The maximum size of additively manufactured (AM) components is restricted due to the confined building space of the manufacturing machines. Component separation and subsequent joining can be an effective way of manufacturing larger components using AM processes. For joining of AM components, adhesive bonding provides great potential for not constraining the adherend’s geometry, as long as the adhesive can still be applied to the adhesive surfaces of the adherends. This work investigates the effectiveness and applicability of additively manufactured inner channels to improve the adhesive application. A circular adhesive single lap joint between a laser-based powder bed fusion (PBF-LB) component made of AlSi10Mg and a cold drawn aluminum round bar was considered. The PBF-LB components were designed with varying geometric complexity to implement different adhesive application concepts. Subsequently, the bonded joints were subjected to static tensile tests. The fracture strength of joints where the adhesive was applied by injection into AM inner channels exceeds the fracture strength of joints where the adhesive was injected into geometries manufacturable by subtractive machining, and also exceeds the fracture strength of joints where the adhesive was pre-applied.

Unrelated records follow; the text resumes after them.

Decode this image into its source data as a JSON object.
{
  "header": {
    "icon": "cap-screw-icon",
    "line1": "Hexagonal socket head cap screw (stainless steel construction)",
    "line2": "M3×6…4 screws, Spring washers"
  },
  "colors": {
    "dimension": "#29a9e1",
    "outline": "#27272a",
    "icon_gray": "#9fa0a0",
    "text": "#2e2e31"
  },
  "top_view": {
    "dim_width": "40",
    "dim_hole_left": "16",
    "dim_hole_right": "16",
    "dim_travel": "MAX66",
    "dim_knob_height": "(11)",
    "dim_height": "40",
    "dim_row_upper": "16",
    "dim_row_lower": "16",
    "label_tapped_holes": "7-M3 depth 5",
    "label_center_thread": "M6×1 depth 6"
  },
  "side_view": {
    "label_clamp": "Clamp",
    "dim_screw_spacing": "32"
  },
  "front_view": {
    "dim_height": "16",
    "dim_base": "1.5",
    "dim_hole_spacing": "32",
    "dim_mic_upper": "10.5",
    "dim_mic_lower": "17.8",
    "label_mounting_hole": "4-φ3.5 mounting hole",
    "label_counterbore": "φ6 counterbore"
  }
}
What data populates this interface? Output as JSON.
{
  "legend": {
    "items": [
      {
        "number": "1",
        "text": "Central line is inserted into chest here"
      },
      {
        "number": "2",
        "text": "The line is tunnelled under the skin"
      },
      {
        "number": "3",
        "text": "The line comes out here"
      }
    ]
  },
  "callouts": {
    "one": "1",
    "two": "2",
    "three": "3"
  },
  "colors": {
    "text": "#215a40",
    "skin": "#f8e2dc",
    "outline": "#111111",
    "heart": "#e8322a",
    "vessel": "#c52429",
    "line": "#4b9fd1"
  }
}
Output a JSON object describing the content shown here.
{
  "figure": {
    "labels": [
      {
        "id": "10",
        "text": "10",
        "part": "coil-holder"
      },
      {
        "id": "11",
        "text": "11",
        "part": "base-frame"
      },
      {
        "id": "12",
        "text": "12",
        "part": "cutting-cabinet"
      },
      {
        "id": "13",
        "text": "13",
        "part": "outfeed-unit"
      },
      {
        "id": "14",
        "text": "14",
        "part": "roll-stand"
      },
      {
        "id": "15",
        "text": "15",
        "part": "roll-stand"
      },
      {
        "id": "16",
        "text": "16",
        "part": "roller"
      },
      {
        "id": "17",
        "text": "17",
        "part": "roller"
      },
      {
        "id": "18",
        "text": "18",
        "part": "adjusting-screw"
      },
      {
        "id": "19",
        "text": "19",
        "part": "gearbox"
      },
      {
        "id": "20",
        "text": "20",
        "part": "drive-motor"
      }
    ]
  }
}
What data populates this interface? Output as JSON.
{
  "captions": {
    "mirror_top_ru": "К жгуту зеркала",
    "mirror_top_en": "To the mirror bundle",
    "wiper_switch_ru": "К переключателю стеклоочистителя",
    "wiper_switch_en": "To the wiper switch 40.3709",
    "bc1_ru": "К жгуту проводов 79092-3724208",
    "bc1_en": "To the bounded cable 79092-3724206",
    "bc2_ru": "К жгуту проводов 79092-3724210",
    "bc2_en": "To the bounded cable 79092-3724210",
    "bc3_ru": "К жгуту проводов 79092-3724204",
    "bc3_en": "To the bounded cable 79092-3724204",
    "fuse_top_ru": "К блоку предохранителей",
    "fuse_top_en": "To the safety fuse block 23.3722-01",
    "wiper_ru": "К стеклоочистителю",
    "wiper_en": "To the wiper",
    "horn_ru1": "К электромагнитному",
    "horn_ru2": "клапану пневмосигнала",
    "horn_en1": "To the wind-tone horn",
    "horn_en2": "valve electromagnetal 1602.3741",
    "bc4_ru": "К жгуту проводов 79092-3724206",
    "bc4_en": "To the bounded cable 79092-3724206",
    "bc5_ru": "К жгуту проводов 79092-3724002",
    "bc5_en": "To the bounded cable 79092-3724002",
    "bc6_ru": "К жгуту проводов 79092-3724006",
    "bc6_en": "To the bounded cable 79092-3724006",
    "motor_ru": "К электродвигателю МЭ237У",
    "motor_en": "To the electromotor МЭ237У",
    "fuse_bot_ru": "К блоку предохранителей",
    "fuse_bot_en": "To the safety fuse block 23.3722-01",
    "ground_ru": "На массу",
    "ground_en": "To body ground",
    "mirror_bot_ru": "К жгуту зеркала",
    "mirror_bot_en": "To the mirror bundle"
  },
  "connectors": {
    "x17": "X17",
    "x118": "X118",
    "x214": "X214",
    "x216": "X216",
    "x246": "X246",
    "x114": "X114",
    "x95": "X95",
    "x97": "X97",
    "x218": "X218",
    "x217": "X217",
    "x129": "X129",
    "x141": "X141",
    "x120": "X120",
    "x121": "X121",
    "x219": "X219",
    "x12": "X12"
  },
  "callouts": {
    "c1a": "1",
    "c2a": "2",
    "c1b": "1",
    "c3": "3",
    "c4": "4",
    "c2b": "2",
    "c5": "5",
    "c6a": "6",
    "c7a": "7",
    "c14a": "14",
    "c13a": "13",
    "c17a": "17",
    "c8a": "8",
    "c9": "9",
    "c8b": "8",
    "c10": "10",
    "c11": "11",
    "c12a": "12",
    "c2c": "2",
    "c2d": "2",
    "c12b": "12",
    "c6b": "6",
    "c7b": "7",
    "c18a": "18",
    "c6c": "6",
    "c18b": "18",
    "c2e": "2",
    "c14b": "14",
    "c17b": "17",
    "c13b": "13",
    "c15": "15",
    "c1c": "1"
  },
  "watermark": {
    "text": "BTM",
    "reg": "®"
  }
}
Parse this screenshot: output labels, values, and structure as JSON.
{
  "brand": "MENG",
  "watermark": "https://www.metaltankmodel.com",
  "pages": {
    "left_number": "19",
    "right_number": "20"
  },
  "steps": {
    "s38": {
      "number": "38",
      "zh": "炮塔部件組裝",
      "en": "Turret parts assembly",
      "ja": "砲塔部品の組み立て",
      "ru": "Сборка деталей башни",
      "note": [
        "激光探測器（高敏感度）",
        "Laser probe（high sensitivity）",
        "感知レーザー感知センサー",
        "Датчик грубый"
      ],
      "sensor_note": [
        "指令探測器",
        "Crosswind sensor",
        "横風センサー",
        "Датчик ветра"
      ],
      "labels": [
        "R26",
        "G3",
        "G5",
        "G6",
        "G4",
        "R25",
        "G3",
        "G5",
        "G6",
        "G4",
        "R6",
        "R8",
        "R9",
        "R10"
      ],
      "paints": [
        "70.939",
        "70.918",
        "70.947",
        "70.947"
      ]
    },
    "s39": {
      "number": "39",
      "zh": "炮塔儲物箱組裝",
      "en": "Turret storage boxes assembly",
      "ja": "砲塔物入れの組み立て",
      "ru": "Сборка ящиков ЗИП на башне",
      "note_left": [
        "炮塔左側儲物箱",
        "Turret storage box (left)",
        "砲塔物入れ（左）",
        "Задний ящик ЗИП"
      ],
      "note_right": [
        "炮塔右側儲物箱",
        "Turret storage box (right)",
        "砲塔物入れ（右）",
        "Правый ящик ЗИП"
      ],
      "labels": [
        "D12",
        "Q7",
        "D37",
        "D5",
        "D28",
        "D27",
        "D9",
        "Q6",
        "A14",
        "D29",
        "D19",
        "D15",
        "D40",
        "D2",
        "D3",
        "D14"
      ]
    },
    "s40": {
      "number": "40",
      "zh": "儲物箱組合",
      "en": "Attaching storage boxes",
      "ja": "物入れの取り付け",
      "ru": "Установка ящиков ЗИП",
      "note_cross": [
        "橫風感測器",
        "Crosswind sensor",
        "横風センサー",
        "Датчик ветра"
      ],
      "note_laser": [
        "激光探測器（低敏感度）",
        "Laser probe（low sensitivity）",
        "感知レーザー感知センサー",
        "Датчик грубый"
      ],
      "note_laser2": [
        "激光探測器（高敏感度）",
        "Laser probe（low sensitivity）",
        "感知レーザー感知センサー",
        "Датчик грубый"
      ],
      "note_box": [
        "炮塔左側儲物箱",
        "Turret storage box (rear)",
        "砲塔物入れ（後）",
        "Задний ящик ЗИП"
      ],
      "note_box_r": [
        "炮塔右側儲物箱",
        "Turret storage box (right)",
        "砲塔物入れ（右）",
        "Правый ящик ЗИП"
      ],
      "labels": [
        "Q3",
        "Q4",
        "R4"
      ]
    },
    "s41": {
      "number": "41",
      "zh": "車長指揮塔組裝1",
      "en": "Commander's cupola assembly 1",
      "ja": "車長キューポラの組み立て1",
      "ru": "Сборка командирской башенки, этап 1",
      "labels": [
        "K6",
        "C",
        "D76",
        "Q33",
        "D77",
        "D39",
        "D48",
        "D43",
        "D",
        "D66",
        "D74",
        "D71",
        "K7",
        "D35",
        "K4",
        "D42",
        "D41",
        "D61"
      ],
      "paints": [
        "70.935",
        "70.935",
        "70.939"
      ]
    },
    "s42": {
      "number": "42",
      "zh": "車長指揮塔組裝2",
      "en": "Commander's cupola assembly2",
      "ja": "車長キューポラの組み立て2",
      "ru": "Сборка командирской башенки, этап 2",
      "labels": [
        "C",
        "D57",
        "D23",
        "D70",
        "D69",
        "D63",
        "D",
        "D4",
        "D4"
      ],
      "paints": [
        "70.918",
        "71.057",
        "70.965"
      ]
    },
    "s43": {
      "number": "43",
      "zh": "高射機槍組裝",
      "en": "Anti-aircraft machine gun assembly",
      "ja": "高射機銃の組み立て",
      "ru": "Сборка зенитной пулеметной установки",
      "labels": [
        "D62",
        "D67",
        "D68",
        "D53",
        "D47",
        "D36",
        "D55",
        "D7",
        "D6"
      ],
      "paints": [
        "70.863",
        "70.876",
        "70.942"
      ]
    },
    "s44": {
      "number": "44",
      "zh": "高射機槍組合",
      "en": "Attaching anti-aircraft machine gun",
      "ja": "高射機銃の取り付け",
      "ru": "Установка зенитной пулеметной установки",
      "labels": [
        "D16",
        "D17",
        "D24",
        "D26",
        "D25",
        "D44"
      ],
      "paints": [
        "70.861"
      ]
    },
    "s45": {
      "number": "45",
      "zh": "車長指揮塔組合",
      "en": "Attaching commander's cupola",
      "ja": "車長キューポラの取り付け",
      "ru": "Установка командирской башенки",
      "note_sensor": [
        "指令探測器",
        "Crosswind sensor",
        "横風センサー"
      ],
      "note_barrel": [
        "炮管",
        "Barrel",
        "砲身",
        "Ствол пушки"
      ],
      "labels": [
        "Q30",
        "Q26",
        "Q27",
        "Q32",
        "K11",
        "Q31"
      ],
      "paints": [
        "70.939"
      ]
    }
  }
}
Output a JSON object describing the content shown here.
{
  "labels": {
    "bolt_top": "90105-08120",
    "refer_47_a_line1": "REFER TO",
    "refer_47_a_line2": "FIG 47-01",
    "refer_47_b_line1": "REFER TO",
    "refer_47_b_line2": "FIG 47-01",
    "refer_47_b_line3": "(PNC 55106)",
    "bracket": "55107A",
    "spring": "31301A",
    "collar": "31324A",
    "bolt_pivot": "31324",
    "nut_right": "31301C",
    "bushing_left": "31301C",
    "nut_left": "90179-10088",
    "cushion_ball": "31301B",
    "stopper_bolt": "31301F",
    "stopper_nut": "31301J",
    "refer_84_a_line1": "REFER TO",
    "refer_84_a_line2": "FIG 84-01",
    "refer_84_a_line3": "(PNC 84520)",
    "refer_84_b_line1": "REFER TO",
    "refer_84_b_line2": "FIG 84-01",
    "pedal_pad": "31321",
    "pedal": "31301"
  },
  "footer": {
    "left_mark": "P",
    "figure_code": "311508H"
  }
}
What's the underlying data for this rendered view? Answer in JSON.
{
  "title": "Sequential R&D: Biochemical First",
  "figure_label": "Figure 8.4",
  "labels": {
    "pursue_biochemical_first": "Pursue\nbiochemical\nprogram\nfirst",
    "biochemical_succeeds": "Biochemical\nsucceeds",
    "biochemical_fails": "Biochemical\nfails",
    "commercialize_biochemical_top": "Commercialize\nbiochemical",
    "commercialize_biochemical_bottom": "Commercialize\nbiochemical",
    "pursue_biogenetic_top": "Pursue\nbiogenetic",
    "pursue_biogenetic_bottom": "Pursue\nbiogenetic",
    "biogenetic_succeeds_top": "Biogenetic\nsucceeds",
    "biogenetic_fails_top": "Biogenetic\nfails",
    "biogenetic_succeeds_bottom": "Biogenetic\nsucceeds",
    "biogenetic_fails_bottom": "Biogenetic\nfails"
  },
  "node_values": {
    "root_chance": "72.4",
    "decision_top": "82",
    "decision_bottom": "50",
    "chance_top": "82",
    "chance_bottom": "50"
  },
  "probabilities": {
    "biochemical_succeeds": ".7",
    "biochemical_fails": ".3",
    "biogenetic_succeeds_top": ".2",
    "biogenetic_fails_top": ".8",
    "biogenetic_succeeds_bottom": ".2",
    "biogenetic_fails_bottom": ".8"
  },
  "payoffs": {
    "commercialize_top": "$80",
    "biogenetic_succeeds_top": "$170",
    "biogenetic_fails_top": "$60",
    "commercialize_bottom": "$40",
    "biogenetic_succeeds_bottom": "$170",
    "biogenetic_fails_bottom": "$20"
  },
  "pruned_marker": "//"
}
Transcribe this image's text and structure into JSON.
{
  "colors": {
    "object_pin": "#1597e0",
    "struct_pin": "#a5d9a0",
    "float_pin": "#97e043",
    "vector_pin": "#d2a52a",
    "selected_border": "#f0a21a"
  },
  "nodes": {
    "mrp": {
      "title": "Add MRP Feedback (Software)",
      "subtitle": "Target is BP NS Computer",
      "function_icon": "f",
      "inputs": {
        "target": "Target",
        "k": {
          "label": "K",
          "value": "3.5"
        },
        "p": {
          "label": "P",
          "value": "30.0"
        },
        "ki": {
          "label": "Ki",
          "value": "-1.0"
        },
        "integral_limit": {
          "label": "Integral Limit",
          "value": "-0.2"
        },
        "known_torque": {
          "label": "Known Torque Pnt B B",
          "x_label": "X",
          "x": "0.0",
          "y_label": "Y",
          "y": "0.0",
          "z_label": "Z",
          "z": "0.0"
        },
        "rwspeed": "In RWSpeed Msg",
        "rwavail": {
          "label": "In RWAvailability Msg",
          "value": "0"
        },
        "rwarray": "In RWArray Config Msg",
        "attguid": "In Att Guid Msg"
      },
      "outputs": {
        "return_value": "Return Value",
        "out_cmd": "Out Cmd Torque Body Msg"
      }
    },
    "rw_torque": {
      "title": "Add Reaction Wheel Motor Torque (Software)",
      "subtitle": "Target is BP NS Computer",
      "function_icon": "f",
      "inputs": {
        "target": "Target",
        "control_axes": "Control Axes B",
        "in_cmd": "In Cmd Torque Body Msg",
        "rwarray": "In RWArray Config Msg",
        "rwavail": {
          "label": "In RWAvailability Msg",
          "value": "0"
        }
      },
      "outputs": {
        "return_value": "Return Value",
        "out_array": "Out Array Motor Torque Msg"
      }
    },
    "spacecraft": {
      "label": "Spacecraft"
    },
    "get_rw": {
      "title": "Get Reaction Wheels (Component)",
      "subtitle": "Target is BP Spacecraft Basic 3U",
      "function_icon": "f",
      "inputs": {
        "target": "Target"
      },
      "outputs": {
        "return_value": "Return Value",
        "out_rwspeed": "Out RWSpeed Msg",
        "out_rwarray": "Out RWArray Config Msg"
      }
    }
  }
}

由于制造机器的有限建筑空间，增材制造 (AM) 部件的最大尺寸受到限制。组件分离和后续连接是使用 AM 工艺制造更大组件的有效方法。对于 AM 组件的连接，粘合剂提供了巨大的潜力，可以不限制被粘物的几何形状，只要粘合剂仍然可以应用于被粘物的粘合表面。这项工作调查了增材制造的内部通道在改善粘合剂应用方面的有效性和适用性。考虑了由 AlSi10Mg 制成的基于激光的粉末床熔合 (PBF-LB) 部件与冷拔铝圆棒之间的圆形粘合剂单搭接接头。PBF-LB 组件的设计具有不同的几何复杂性，以实现不同的粘合剂应用概念。随后，对粘合接头进行静态拉伸试验。通过将粘合剂注入增材制造内部通道的接头的断裂强度超过了将粘合剂注入可通过减材加工制造的几何形状的接头的断裂强度，也超过了预涂粘合剂的接头的断裂强度。